Model karbohidrat-insulin sebenarnya bukan hal baru dan dimulai awal 1900-an. American Journal of Clinical Nutrition menganggap itu menjadi formulasi paling komprehensif dari model ini yang ditulis tim. Adapun tim itu terdiri dari 17 ilmuwan, peneliti klinis bereputasi internasional, dan pakar kesehatan masyarakat.
Adopsi model karbohidrat-insulin atas model keseimbangan energi memiliki implikasi radikal manajemen berat badan dan pengobatan obesitas. Ludwig menyatakan, "Pengurangan konsumsi karbohidrat cepat dicerna yang membanjiri pasokan makanan mengurangi dorongan menyimpan lemak tubuh. Akibatnya, orang bisa menurunkan berat badan dengan lebih sedikit rasa lapar."
Baca juga Obesitas Bukan Hanya Urusan Makan
Meski demikian, riset lebih lanjut diperlukan untuk menguji kedua model itu dan untuk menghasilkan model baru yang lebih sesuai bukti ilmiah. Tim peneliti menyerukan wacana konstruktif dan kolaborasi para ilmuwan dengan sudut pandang beragam untuk menguji prediksi dalam riset yang tidak memihak.
Menurut dokter spesialis gizi klinik dari Fakultas Kedokteran Universitas Indonesia, Inge Permadi, Selasa (14/9/2021) malam, asupan karbohidrat olahan dengan indeks glikemik tinggi turut memengaruhi terjadinya obesitas. Ketika karbohidrat olahan seperti nasi masuk ke dalam tubuh, hal itu menyebabkan keluarnya insulin.

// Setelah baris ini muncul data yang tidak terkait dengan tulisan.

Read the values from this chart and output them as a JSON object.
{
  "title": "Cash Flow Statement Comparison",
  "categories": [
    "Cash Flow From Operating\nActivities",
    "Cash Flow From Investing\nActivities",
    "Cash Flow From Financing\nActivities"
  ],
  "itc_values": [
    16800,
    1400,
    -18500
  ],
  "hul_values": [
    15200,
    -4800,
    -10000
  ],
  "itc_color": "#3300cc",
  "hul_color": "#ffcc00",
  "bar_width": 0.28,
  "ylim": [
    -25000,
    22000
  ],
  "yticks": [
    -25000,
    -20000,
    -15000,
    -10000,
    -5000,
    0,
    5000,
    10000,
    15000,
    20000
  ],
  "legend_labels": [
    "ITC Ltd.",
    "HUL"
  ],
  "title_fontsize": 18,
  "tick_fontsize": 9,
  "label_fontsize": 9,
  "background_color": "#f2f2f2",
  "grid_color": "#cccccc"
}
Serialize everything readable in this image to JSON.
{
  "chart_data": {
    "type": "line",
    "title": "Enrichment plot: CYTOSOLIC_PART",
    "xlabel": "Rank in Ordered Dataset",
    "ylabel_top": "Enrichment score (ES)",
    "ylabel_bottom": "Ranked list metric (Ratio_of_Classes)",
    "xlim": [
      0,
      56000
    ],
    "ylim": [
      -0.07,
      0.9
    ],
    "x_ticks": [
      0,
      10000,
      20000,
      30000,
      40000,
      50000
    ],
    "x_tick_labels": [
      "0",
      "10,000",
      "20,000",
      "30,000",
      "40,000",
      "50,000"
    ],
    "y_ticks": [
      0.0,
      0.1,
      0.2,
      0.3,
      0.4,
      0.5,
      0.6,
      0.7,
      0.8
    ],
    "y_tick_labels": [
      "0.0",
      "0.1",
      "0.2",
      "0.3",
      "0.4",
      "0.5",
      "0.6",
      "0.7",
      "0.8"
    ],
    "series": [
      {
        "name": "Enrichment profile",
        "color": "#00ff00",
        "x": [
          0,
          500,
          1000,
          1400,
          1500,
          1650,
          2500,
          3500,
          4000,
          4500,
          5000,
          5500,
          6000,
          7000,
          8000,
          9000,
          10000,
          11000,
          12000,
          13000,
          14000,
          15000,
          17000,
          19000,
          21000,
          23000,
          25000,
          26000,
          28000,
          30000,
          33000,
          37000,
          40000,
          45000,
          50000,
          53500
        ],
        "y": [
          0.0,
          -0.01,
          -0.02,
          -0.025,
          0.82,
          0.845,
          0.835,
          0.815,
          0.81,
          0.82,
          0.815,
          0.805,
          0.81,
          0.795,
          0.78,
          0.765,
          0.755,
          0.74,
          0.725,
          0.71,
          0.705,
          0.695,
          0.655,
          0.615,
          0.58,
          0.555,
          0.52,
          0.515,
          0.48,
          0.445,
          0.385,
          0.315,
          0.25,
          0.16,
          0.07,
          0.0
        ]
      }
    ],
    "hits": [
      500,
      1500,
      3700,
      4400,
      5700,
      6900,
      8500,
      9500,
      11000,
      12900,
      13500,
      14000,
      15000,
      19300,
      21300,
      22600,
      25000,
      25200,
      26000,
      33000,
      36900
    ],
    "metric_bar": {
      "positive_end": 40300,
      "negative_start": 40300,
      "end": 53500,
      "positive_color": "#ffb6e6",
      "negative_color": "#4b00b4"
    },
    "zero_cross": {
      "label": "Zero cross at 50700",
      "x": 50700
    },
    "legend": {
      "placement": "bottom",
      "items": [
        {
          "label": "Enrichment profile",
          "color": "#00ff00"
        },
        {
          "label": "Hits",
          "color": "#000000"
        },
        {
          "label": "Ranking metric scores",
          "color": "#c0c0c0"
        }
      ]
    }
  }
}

Setiap kali kita makan, insulin menyimpan makronutrien meliputi karbohidrat, lemak, dan protein, sebagai cadangan jika tidak ada asupan makanan masuk ke dalam tubuh. “Jadi kalau menabung lemak terus tapi tidak pernah mengeluarkan energi, maka menjadi obesitas,” tuturnya.
Karena itu, masyarakat dianjurkan untuk mengurangi asupan karbohidrat olahan dan beralih ke sumber pangan lain dengan indeks glikemik rendah. Sebagai contoh, saat mengonsumsi bekatul, enzim dalam tubuh kita tidak mudah mencapai inti karbohidrat. Dengan lama dicerna, maka karbohidrat perlahan masuk dalam tubuh sehingga tidak cepat lapar.
Multifaktor
Inge Permadi menambahkan, selain asupan karbohidrat olahan dengan indeks glikemik tinggi, obesitas dipicu faktor lain. Beberapa faktor risiko itu meliputi antara lain genetika atau keturunan, umur, lingkungan, metabolisme tubuh, dan obat-obatan yang memengaruhi metabolisme dalam tubuh.
“Obesitas disebabkan multifaktor. Faktor hormonal, metabolisme, dan umur, sangat memengaruhi seseorang sulit menurunkan berat badan. Saat usia bertambah, maka metabolism turun sehingga lebih berisiko mengalami kelebihan berat badan, apalagi kalau kurang aktivitas fisik dan banyak mengonsumsi karbohidrat olahan,” ujarnya.
Baca juga Gen Penyebab Obesitas
Pada kasus obesitas yang parah, penderita dianjurkan untuk konsultasi ke dokter dan menjalani pemeriksaan genetika, apakah metabolisme rendah sehingga olahraga harus ditingkatkan ataupun asupan karbohidrat amat tinggi. “Jadi penanganan obesitas tergantung pada penyebabnya. Yang penting bukan soal makan berlebihan tapi apakah makanan itu sehat atau tidak,” ucapnya.